Something in my expression made her sag.

“I'm sorry,” she said. “I can be helpful. I promise. I'm very sorry about Stephen. He seemed very . . . well, I never got to meet him except online, and perhaps then he was simply acting a certain way . . .”

“I don't think he knew how to act,” I said.

She had nothing to say to that. I looked at the mess of papers around us and wondered if it was information or distraction. Maybe it would lead us somewhere, or maybe Thorpe was just trying to keep me out of the way. Whatever the case, if I had to sit here with Freddie, I would try to get some use out of her.

“We're looking for him,” I said.

“Who? Stephen, you mean?”

I nodded.

“He's . . . come back?”

“I think so.”

“You saw him?”

“No,” I said, shaking my head. “It's a long story, but I'm almost positive he's back. But we can't find him in any of the places we thought he'd be. Do you know anything about where the dead end up after they first come back?”
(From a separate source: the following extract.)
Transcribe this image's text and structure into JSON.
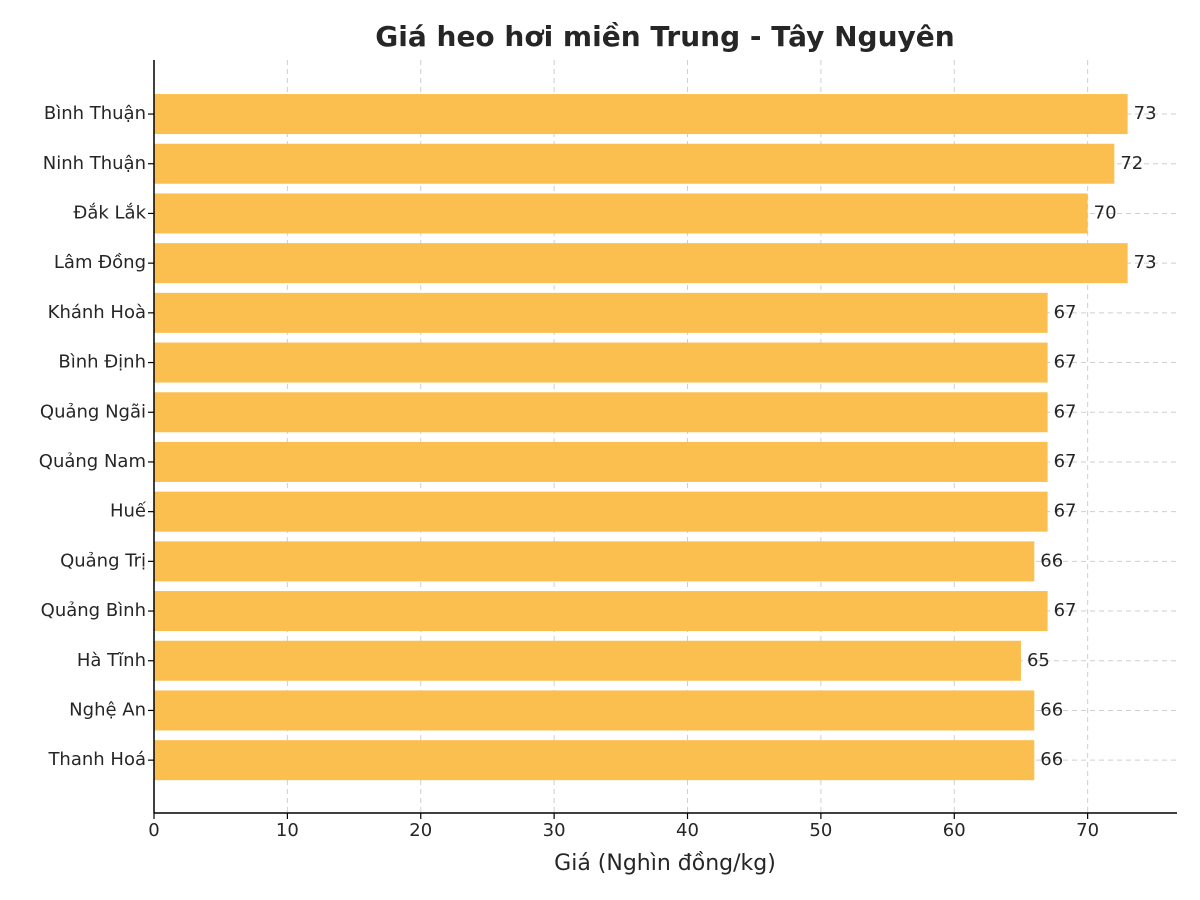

“Well . . .” Freddie considered for a moment. “I didn't do the kind of fieldwork that all of you have, but I have read a lot of accounts. It's true that most places that are so-called haunted are where someone has died, or where someone has a deep connection.”

“We've done everywhere we can think of like that. We did the hospital, the flat, his home. Callum and Boo went back to Eton.”

“Perhaps there was somewhere significant he didn't mention to anyone? We all have a place we value, a place we may not mention to anyone else—not out of secrecy, but because we don't even know how much we value it until it's gone or we can't reach it. For me, it's a bit of the back garden at my grandmother's house on a sunny day in June. There's a little stream there where you can see the reflection of the clouds. It's surrounded by wildflowers—a lot of poppies—and you can sit on a little footbridge and dangle your feet in and read a book. It's what I think of when people ask me what my favorite place is, but I don't think I've ever mentioned it to anyone until now. Something like that. There might be a place.”

“But if he didn't mention it . . .”

“It doesn't mean I'm right, or that there's no clue. Now, what have you found in here so far?”

“Over here,” I said, pointing to the pile of photocopies, “are some research things of his.”

She flipped through these and shook her head.

“These are all highly speculative things. Shadow Cabinet and all that.”

“What's the Shadow Cabinet?” I asked.

“It's nonsense,” she said. “Conspiracy theory. Here, for example, is a copy of some pages from a grimoire written in 1908 by a member of the Order of the Golden Dawn, and one of the original members of the London temple of Isis-Urania.”

I'd read that much from the front page of the copy. When I remained silent, she nodded, as if she thought we were in perfect understanding as to what that meant.

“Well, listen.
And so it was that in 1671, Thomas Blood went to the Tower of London and therefrom took the jewels belonging to the King. The theft was completed over several days, taking all manner of goods, including the Crown of St. Edward, and the Orb and the Scepter of the Cross. On being caught, Blood would speak only to the King, who, much to the surprise of all concerned, pardoned him once he returned the hoard. But the great diamond, the Eye of Isis, was not returned. And yet the King pardoned him. It is said that the Eye of Isis was broken into a dozen pieces, and each of these pieces contains the power to dispel spirits in a manner most distasteful.

I hadn't gotten that far in my reading. That sounded like research about the terminus.

“It's all about the connections between magic and the government,” she said, shaking her head. “I read this sort of thing too, but no one takes it seriously. You've heard of people who believe in ancient aliens building the pyramids? This is similar stuff.”

I let that go. Freddie didn't seem to know that the terminus was real. She would probably find out about that soon enough. In any case, it had nothing to do with where Stephen might be hiding.

“There's also this,” I said, pulling the black notebook from under a stack of forms.

She opened the book and flipped through. From the way her eyes widened, I could tell this was exactly the kind of thing she had been hoping for.

“Oh, yes,” she said. “I love a cipher. I can work on this.”